Quattro anni fa, Morosini: aspetta ancora giustizia 

In sua memoria tra qualche giorno sarà inaugurato a Milano il primo centro avanzato di cardiologia dello sport e c'è una borsa di studio intitolata a suo nome
Quattro anni fa, Morosini: aspetta ancora giustizia 
Alessandro Aliberti
3 min

ROMA - Quattro anni senza Morosini, quattro anni senza quel ragazzone dal sorriso contagioso, la cui vita, segnata dalla sfortuna, sembrava arrivata al punto di restituirgli qualcosa: aveva realizzato il suo sogno Piermario, era un calciatore professionista talentuoso e in ascesa, dopo aver vissuto un'adolescenza segnata dal dolore legato alle perdite dei propri cari: prima la scomparsa della mamma, a 15 anni, poi quella del padre, appena raggiunta la maggiore età. Ai due lutti si è aggiunto poi il suicidio del fratello, portatore di handicap. A Piermario era rimasta una sorella affetta da una grave forma di disabilità, di cui lui si prendeva cura con amore e dedizione.

 

LE INIZIATIVE - Ma quella sorte beffarda che lo inseguiva da sempre, lo raggiunse quel sabato pomeriggio del 2012, sull'erba dello stadio Adriatico di Pescara, nel posto in cui Morosini si sentiva più al sicuro, un campo di calcio.

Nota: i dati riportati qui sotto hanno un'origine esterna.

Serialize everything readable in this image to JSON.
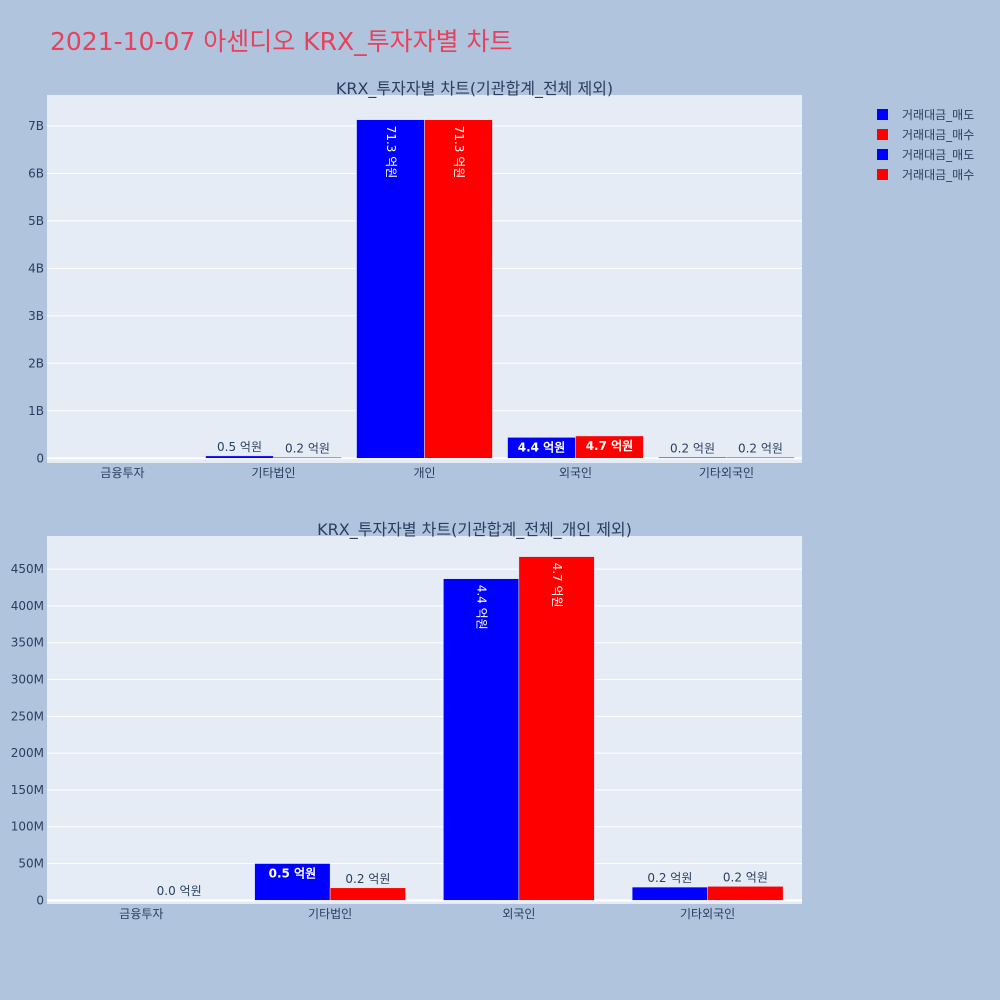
{
  "title": "2021-10-07 아센디오 KRX_투자자별 차트",
  "colors": {
    "sell": "#0000ff",
    "buy": "#ff0000",
    "plot_bg": "#e5ecf6",
    "page_bg": "#b0c4de",
    "title": "#e8415b"
  },
  "legend": {
    "placement": "top-right",
    "items": [
      {
        "label": "거래대금_매도",
        "color": "#0000ff"
      },
      {
        "label": "거래대금_매수",
        "color": "#ff0000"
      },
      {
        "label": "거래대금_매도",
        "color": "#0000ff"
      },
      {
        "label": "거래대금_매수",
        "color": "#ff0000"
      }
    ]
  },
  "chart_data": [
    {
      "type": "bar",
      "title": "KRX_투자자별 차트(기관합계_전체 제외)",
      "categories": [
        "금융투자",
        "기타법인",
        "개인",
        "외국인",
        "기타외국인"
      ],
      "ylim": [
        -100000000,
        7650000000
      ],
      "yticks": [
        0,
        1000000000,
        2000000000,
        3000000000,
        4000000000,
        5000000000,
        6000000000,
        7000000000
      ],
      "ytick_labels": [
        "0",
        "1B",
        "2B",
        "3B",
        "4B",
        "5B",
        "6B",
        "7B"
      ],
      "grid": true,
      "series": [
        {
          "name": "거래대금_매도",
          "values": [
            0,
            50000000,
            7130000000,
            440000000,
            20000000
          ],
          "labels": [
            "",
            "0.5 억원",
            "71.3 억원",
            "4.4 억원",
            "0.2 억원"
          ]
        },
        {
          "name": "거래대금_매수",
          "values": [
            0,
            20000000,
            7130000000,
            470000000,
            20000000
          ],
          "labels": [
            "",
            "0.2 억원",
            "71.3 억원",
            "4.7 억원",
            "0.2 억원"
          ]
        }
      ]
    },
    {
      "type": "bar",
      "title": "KRX_투자자별 차트(기관합계_전체_개인 제외)",
      "categories": [
        "금융투자",
        "기타법인",
        "외국인",
        "기타외국인"
      ],
      "ylim": [
        -5000000,
        495000000
      ],
      "yticks": [
        0,
        50000000,
        100000000,
        150000000,
        200000000,
        250000000,
        300000000,
        350000000,
        400000000,
        450000000
      ],
      "ytick_labels": [
        "0",
        "50M",
        "100M",
        "150M",
        "200M",
        "250M",
        "300M",
        "350M",
        "400M",
        "450M"
      ],
      "grid": true,
      "series": [
        {
          "name": "거래대금_매도",
          "values": [
            0,
            50000000,
            437000000,
            18000000
          ],
          "labels": [
            "",
            "0.5 억원",
            "4.4 억원",
            "0.2 억원"
          ]
        },
        {
          "name": "거래대금_매수",
          "values": [
            200000,
            17000000,
            467000000,
            19000000
          ],
          "labels": [
            "0.0 억원",
            "0.2 억원",
            "4.7 억원",
            "0.2 억원"
          ]
        }
      ]
    }
  ]
}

Un malore improvviso non diede scampo a quel 25enne dal cuore buono ma debole: si accasciò e non si rialzò mai più. Oggi, 14 aprile 2016, a quattro anni esatti da quel maledetto Pescara-Livorno, la memoria di Piermario è più viva che mai: proprio tra qualche giorno sarà inaugurato a Milano il primo centro avanzato di cardiologia dello sport, c’è una borsa di studio intitolata a suo nome e, proprio in virtù di quanto accaduto al giovane Piermario, numerosi campi e palestre si sono dotati del defibrillatore, strumento che può salvare la vita in determinati casi quando c’è un problema cardiaco.

MOROSINI POTEVA ESSERE SALVATO

IL PROCESSO - Probabilmente Piermario poteva essere salvato: quella cardiomiopatia aritmogena mai diagnosticata, la mancanza di un defibrillatore al momento del primo soccorso, il ritardo stesso nei soccorsi; tutto questo contribuì a non dargli scampo. Per la morte dell’ex calciatore del Livorno sono stati rinviate a giudizio, con l’accusa di omicidio colposo, tre persone: il medico del Pescara Ernesto Sabatini, quello del Livorno Manlio Porcellini, e del 118 di Pescara Vito Molfese. Il processo è ancora in corso.